Placas solares, toldos, portaequipajes, suspensión neumática o cambios de distribución interior suelen ser los causantes.

El vendedor puede alegar que "siempre pasó la ITV así", pero eso no legaliza la reforma.

Carga legal del vendedor

El vendedor tiene la obligación de entregar un vehículo administrativamente apto para la circulación.

Si la reforma se realizó antes de la venta y no está reflejada en la ficha técnica, existe una falta de conformidad clara.

Los costes de legalización, proyecto de ingeniería o desmontaje deben ser asumidos por quien vendió el vehículo con esa irregularidad.

Factores clave a considerar:

  • Informe desfavorable de ITV: Guardar el documento oficial donde se detalla la reforma no autorizada.
  • Viabilidad de la homologación: Averiguar si el elemento es legalizable o si requiere desmontaje obligatorio.
  • Fecha de instalación: Acreditar que los accesorios ya formaban parte del vehículo al momento de la entrega.

El error más frecuente:

Pagar de tu bolsillo el proyecto de homologación sin reclamar formalmente al vendedor el coste de legalizar lo que vendió de forma irregular.

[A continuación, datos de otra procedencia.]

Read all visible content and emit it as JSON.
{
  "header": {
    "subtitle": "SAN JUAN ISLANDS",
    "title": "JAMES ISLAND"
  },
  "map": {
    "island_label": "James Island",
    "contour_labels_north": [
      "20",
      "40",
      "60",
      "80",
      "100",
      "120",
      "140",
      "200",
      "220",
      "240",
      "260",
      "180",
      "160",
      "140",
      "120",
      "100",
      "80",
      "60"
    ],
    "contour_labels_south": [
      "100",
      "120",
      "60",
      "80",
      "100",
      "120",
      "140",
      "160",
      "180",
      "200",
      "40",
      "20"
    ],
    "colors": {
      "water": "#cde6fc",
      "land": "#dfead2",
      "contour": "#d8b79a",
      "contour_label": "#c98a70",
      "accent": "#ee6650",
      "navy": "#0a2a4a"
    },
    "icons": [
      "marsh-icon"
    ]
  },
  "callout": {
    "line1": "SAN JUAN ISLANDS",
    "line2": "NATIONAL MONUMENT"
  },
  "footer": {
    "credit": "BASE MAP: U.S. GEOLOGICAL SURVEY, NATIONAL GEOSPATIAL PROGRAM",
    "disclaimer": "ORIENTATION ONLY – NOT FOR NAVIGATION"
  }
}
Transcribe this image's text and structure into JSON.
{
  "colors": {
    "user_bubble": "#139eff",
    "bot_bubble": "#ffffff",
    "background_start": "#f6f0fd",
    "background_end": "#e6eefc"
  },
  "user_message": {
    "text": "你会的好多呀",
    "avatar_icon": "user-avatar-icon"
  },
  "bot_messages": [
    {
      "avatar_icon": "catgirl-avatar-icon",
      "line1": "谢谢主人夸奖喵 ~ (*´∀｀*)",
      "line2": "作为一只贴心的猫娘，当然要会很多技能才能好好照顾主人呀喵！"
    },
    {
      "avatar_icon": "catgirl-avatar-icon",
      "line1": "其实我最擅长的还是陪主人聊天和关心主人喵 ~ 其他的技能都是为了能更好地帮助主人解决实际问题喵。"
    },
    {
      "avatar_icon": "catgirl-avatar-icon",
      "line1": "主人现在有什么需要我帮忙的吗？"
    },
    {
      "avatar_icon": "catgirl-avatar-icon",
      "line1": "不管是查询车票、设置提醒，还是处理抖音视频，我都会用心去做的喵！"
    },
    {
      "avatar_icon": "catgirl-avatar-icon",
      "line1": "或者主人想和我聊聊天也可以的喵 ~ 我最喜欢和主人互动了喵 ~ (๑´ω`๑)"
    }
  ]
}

¿Qué haría yo si fuera mi caso?

Solicitaría inmediatamente presupuesto a un ingeniero para la homologación.

Notificaría fehacientemente al vendedor el informe desfavorable de la ITV.

Le requeriría para que asuma el coste de la legalización o restituya el vehículo a su estado de origen homologado.

Recuerda: Que un vehículo pasara la ITV anteriormente no convalida una reforma no legalizada; el vendedor debe entregar el bien conforme a la legalidad vigente.